= Romance (novel) =

Novel by Joseph Conrad and Ford Madox Ford

First edition (UK)

Romance is a novel written by Joseph Conrad and Ford Madox Ford. It was the second of their three collaborations. Romance was eventually published by Smith, Elder & Co. in London in 1903 and by McClure, Phillips and Company in New York in March 1904.

According to Max Saunders, Conrad, in his quest to obtain a literary collaborator, had been recommended by several literary figures. W. E. Henley pointed to Ford as a suitable choice for Conrad. Literary collaboration was not particularly uncommon when Conrad proposed it to Ford, but neither was it considered the proper way for serious novelists, as Ford was aware: "The critics of our favoured land do not believe in collaboration."

The novel was adapted into the film The Road to Romance.

==The collaboration==
In his biography of Conrad, Joseph Conrad: A Personal Remembrance (1924), Ford alleges that some opponents and critics did not hold the same reverence for his "literary friendship" with Conrad as that which he maintained. But his bond with Conrad had been "for its lack of jealousy a very beautiful thing." Indeed, Ford took the position that he gave Conrad some benefit as a bonding partner, writing: "I was useful to Conrad as a writer and as a man in a great many subordinate ways during his early days of struggle and deep poverty..."
In an unpublished section, he withheld a frank passage of confession about his team writer where he contradicts the argument that Conrad "chose to live on terms of intimacy with a parasitic person", stating that such an accusation was as damaging to himself as it was to Conrad.

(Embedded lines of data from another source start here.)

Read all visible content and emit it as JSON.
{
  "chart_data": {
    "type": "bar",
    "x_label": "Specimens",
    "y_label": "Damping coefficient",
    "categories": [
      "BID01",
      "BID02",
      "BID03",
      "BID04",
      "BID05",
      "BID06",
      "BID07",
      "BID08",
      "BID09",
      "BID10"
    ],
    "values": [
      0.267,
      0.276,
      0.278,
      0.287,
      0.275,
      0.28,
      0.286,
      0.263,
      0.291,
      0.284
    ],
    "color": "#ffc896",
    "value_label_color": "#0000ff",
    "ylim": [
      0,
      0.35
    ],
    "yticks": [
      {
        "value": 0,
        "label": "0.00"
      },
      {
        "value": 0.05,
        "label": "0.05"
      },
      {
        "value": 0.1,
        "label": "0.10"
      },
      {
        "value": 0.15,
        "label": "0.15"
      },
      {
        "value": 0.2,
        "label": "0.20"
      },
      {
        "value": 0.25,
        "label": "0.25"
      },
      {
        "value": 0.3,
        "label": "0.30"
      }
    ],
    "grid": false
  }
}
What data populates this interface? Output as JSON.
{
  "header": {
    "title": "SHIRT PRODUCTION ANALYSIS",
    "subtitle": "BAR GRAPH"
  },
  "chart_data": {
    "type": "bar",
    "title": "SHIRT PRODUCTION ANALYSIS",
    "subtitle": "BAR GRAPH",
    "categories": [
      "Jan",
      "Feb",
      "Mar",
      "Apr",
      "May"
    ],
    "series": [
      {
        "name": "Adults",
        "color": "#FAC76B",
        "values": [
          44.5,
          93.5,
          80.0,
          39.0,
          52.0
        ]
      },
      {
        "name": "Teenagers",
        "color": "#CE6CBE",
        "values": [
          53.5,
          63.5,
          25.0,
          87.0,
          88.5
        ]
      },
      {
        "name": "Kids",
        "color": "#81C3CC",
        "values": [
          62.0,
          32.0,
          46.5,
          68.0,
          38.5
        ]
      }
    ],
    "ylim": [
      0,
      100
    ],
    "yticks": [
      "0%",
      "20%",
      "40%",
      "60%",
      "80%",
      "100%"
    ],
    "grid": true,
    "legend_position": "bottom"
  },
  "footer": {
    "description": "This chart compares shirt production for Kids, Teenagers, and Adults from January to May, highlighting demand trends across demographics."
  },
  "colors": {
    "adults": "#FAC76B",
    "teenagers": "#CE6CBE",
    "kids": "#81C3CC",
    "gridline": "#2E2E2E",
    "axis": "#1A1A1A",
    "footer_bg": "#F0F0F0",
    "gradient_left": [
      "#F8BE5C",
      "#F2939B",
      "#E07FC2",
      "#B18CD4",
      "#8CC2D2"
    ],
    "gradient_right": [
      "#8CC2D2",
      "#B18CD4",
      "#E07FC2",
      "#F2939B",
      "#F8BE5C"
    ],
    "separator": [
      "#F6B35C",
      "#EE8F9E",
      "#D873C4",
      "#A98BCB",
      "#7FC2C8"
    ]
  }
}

The writers' wives were involved behind the scenes in the collaborations, often to the despair of Ford, who omitted any mention of Jessie Conrad in his biography.

==Aftermath==
After the collaboration on Romance was finished, it appears that in 1902 Conrad began to feel a sense of loss over working with Ford for he asked him to keep their partnership alive. The relationship between Ford and Conrad broke down in 1909, however, over specific and personal squabbles, including the financial arrangements to enable Ford to publish Conrad's Some Reminiscences. They saw little of each other after that dispute and spoke less frequently.